Peter Falk, et ce film lui donne peut être bien son meilleur rôle, est magistral. Il joue moins que d'habitude sur son regard si particulier et étend son registre, que ce soit dans la violence quand il démoli la voiture de Burt Young, une certaine façon d'être héroïque quand il défend Iris ou d'être injuste vis à vis de la même. Laurene Landon (Molly) et Vicki Frederick (Iris) sont aussi grandes et physiques que belles et sensuelles, un équilibre pas forcément évident à tenir. Mais elles le tiennent avec élégance. Outre leur façon de fonctionner ensemble, le sentiment de complicité qu'elles traduisent, elles assurent l'essentiel de leurs combats. Elles sont irrésistibles. Landon fréquentera le cinéma de genre, surtout avec Larry Cohen. Vicky Frédérick, danseuse avant tout, était appréciée dit-on de Bob Fosse et sera de la distribution de A chorus line, que ce soit à Broadway ou devant la caméra de Richard Attenborough.
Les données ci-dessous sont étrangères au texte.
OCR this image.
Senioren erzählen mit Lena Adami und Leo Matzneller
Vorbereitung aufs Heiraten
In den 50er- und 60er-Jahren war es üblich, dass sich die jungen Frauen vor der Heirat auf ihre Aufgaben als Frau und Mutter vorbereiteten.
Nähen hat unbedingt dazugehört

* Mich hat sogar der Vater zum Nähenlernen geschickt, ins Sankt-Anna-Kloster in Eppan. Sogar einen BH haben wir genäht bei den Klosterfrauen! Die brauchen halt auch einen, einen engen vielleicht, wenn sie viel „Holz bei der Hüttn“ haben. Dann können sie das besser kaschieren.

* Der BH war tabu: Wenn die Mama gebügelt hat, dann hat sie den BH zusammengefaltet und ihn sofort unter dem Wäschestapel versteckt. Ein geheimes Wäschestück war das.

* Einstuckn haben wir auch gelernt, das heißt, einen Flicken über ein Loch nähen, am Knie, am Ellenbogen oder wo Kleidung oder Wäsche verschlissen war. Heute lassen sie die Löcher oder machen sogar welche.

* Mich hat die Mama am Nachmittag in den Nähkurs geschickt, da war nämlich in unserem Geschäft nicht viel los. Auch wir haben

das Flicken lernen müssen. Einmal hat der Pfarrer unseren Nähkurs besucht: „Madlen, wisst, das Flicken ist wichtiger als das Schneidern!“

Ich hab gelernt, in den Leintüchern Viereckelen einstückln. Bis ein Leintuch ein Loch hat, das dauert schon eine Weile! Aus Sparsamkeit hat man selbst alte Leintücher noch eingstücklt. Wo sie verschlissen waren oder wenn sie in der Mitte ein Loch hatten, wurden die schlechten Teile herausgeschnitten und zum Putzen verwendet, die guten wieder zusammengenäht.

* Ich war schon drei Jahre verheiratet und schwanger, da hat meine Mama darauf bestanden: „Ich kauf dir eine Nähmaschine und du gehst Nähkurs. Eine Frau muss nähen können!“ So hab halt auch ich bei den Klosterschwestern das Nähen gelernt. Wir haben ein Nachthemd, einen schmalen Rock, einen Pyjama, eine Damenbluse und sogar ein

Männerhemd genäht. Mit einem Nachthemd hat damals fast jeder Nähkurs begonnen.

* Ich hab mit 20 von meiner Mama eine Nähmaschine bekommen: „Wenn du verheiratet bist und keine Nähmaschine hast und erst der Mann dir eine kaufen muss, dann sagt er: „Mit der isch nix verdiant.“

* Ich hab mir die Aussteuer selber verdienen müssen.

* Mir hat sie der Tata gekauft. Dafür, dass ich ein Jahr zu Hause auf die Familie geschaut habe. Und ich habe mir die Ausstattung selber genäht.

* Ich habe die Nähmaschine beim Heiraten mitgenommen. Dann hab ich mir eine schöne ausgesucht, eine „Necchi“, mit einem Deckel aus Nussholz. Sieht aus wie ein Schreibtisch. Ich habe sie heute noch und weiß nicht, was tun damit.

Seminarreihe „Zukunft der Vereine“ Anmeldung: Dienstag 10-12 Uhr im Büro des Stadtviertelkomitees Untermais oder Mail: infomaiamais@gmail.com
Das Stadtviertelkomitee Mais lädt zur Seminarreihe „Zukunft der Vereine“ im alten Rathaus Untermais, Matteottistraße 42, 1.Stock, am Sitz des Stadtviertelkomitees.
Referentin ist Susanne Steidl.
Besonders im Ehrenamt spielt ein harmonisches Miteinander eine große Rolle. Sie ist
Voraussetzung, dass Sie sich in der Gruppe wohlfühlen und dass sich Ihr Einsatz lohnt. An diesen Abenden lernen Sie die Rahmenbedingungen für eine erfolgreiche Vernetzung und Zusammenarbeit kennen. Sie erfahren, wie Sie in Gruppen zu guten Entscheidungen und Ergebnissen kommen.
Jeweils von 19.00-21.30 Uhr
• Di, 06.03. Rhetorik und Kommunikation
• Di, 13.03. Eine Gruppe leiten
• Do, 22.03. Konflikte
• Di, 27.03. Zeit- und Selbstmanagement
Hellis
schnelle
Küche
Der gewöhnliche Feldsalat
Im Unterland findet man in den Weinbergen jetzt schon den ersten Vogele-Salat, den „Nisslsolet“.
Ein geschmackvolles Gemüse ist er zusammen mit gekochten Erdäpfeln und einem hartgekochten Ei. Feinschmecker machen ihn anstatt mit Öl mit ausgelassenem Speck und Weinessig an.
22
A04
Il est plaisant de penser que Robert Aldrich, lui qui a toujours pratiqué un cinéma assez viril, lui qui a orchestré le duel entre Gary Coper et Burt Lancaster de Vera Cruz (1954), lui qui filmé les 12 salopards, Mike Hammer et l'empereur du Nord, se soit tourné avec ...All the marbles vers l'expression la plus pudique et la plus juste des sentiments, prolongeant un peu son polar en demi-teinte où primait l'histoire sentimentale, Hustle (La cité des dangers – 1975).